In recent months, I’ve had $8,000 in genetic and genomic testing, and it was all worth it because the results indicated that I would not need or benefit from chemotherapy. That was the best news I had since my diagnosis, and the oncologist, who walked into the room to tell me with a big smile on his face, said that even 5 years ago, “We would have made you sick when it wasn’t necessary.”

I realize that side effect treatment is much better than it was even a few years ago, and hair grows back, nausea goes away,etc. However, I was more concerned about long-term effects; my brother and his wife had a friend (who has since died from something else) who had to have a full mouth extraction several years after her own lymphoma (see footnote) was declared cured, and I have a distant relative who had to have a heart transplant.
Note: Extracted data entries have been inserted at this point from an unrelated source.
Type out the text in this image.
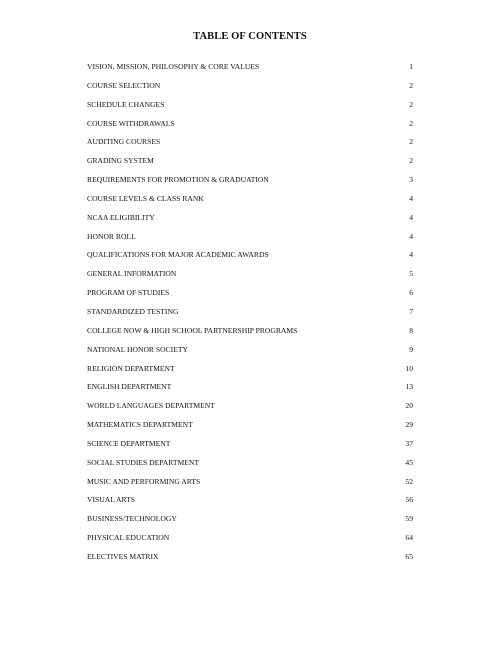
TABLE OF CONTENTS
VISION, MISSION, PHILOSOPHY & CORE VALUES	1
COURSE SELECTION	2
SCHEDULE CHANGES	2
COURSE WITHDRAWALS	2
AUDITING COURSES	2
GRADING SYSTEM	2
REQUIREMENTS FOR PROMOTION & GRADUATION	3
COURSE LEVELS & CLASS RANK	4
NCAA ELIGIBILITY	4
HONOR ROLL	4
QUALIFICATIONS FOR MAJOR ACADEMIC AWARDS	4
GENERAL INFORMATION	5
PROGRAM OF STUDIES	6
STANDARDIZED TESTING	7
COLLEGE NOW & HIGH SCHOOL PARTNERSHIP PROGRAMS	8
NATIONAL HONOR SOCIETY	9
RELIGION DEPARTMENT	10
ENGLISH DEPARTMENT	13
WORLD LANGUAGES DEPARTMENT	20
MATHEMATICS DEPARTMENT	29
SCIENCE DEPARTMENT	37
SOCIAL STUDIES DEPARTMENT	45
MUSIC AND PERFORMING ARTS	52
VISUAL ARTS	56
BUSINESS/TECHNOLOGY	59
PHYSICAL EDUCATION	64
ELECTIVES MATRIX	65
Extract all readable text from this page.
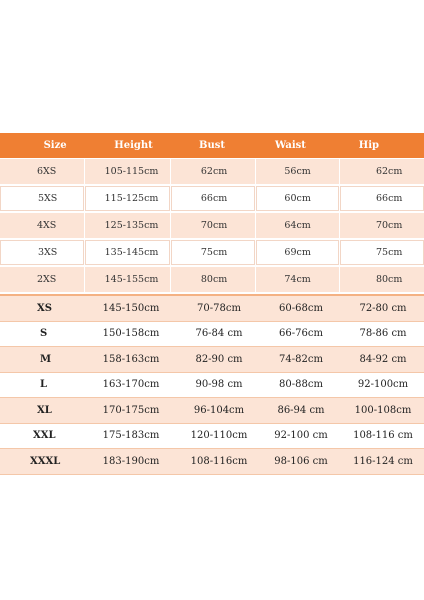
Size	Height	Bust	Waist	Hip
6XS	105-115cm	62cm	56cm	62cm
5XS	115-125cm	66cm	60cm	66cm
4XS	125-135cm	70cm	64cm	70cm
3XS	135-145cm	75cm	69cm	75cm
2XS	145-155cm	80cm	74cm	80cm
XS	145-150cm	70-78cm	60-68cm	72-80 cm
S	150-158cm	76-84 cm	66-76cm	78-86 cm
M	158-163cm	82-90 cm	74-82cm	84-92 cm
L	163-170cm	90-98 cm	80-88cm	92-100cm
XL	170-175cm	96-104cm	86-94 cm	100-108cm
XXL	175-183cm	120-110cm	92-100 cm	108-116 cm
XXXL	183-190cm	108-116cm	98-106 cm	116-124 cm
Footnote: This woman was very happy to find out she had cancer. You’re probably wondering why anyone would be happy to find that out. Here’s why. In her case, she was having difficultly walking, and the preliminary diagnosis was ALS. :frowning: Another test revealed that she had lymphoma that was pressing on her spinal cord, and treating it also improved her mobility although she did have some trouble for the rest of her life, probably from scar tissue.